Quickstart#
This page gives a brief overview of the main Mase workflows. For hands-on walkthroughs, follow the Tutorials.
Importing a model#
To import a model into Mase, wrap it in a MaseGraph. Mase uses Torch FX to build a
computation graph that analysis and transform passes can iterate over.
from transformers import AutoModelForSequenceClassification
from chop import MaseGraph
import chop.passes as passes
model = AutoModelForSequenceClassification.from_pretrained("prajjwal1/bert-tiny")
mg = MaseGraph(model, hf_input_names=["input_ids", "attention_mask", "labels"])
mg, _ = passes.init_metadata_analysis_pass(mg)
mg, _ = passes.add_common_metadata_analysis_pass(mg)
See Tutorial 1: Introduction to the Mase IR, MaseGraph and Torch FX passes for a full walkthrough.
Architecture Search#
Mase integrates with Optuna to search over model architecture dimensions
(number of layers, heads, hidden size) and layer type choices (e.g. Linear vs Identity).
import optuna
from optuna.samplers import RandomSampler
from chop.tools import get_tokenized_dataset, get_trainer
dataset, tokenizer = get_tokenized_dataset("imdb", "bert-base-uncased", return_tokenizer=True)
def objective(trial):
model = construct_model(trial) # sample architecture from search space
trainer = get_trainer(model=model, tokenized_dataset=dataset, tokenizer=tokenizer,
evaluate_metric="accuracy", num_train_epochs=1)
trainer.train()
return trainer.evaluate()["eval_accuracy"]

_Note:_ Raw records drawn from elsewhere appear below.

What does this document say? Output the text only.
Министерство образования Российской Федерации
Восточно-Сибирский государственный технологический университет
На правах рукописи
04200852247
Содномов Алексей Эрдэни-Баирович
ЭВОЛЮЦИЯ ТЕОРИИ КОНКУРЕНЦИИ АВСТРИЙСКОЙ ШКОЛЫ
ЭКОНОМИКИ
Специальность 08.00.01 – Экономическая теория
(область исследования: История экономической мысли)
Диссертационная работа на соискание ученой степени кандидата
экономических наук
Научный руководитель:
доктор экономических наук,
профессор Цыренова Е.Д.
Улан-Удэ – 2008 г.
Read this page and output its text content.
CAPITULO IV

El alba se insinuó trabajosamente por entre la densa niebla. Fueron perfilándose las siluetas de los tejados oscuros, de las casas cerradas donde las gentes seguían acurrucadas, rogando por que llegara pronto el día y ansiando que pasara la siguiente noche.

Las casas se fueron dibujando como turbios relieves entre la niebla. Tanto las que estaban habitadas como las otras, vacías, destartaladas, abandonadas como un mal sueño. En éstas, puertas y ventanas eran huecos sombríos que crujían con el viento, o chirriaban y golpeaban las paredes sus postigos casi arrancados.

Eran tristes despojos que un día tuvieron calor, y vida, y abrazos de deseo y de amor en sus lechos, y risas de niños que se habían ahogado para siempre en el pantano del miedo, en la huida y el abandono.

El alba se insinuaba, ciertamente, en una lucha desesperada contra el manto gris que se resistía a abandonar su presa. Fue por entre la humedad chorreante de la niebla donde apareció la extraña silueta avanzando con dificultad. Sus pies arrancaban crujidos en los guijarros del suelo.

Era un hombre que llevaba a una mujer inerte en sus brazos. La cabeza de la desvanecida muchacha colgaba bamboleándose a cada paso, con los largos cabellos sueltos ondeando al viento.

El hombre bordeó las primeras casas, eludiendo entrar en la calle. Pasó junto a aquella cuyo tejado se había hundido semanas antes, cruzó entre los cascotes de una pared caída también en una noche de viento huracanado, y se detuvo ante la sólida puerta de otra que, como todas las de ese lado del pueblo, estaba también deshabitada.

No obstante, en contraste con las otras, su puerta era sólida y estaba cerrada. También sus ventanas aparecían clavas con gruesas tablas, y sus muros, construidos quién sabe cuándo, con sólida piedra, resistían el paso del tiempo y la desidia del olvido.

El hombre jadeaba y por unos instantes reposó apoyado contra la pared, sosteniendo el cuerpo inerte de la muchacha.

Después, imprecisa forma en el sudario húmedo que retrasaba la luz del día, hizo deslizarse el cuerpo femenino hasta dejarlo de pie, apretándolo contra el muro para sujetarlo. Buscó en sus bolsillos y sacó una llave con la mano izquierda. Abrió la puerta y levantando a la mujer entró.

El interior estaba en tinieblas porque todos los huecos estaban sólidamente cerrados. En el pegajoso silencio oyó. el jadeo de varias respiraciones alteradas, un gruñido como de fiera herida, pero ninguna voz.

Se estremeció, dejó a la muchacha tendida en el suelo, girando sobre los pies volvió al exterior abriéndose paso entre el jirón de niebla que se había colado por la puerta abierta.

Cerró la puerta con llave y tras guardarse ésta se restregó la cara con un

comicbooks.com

study = optuna.create_study(direction="maximize", sampler=RandomSampler())
study.optimize(objective, n_trials=10)
See Tutorial 5: Neural Architecture Search (NAS) with Mase and Optuna for a full walkthrough including the model constructor and search space definition.
Model Compression#
The CompressionPipeline applies quantization and pruning in a single pass, preparing a model
for edge deployment.
from chop.pipelines import CompressionPipeline
from chop import MaseGraph
mg = MaseGraph(model)
pipe = CompressionPipeline()
quantization_config = {
"by": "type",
"default": {"config": {"name": None}},
"linear": {"config": {"name": "integer",
"data_in_width": 8, "data_in_frac_width": 4,
"weight_width": 8, "weight_frac_width": 4,
"bias_width": 8, "bias_frac_width": 4}},
}
pruning_config = {
"weight": {"sparsity": 0.5, "method": "l1-norm", "scope": "local"},
"activation": {"sparsity": 0.5, "method": "l1-norm", "scope": "local"},
}
mg, _ = pipe(mg, pass_args={
"quantize_transform_pass": quantization_config,
"prune_transform_pass": pruning_config,
})
See Tutorial 3: Running Quantization-Aware Training (QAT) on Bert for quantization,
Tutorial 4: Unstructured Pruning on Bert for pruning, and
Tutorial 5: Neural Architecture Search (NAS) with Mase and Optuna for combined compression via CompressionPipeline.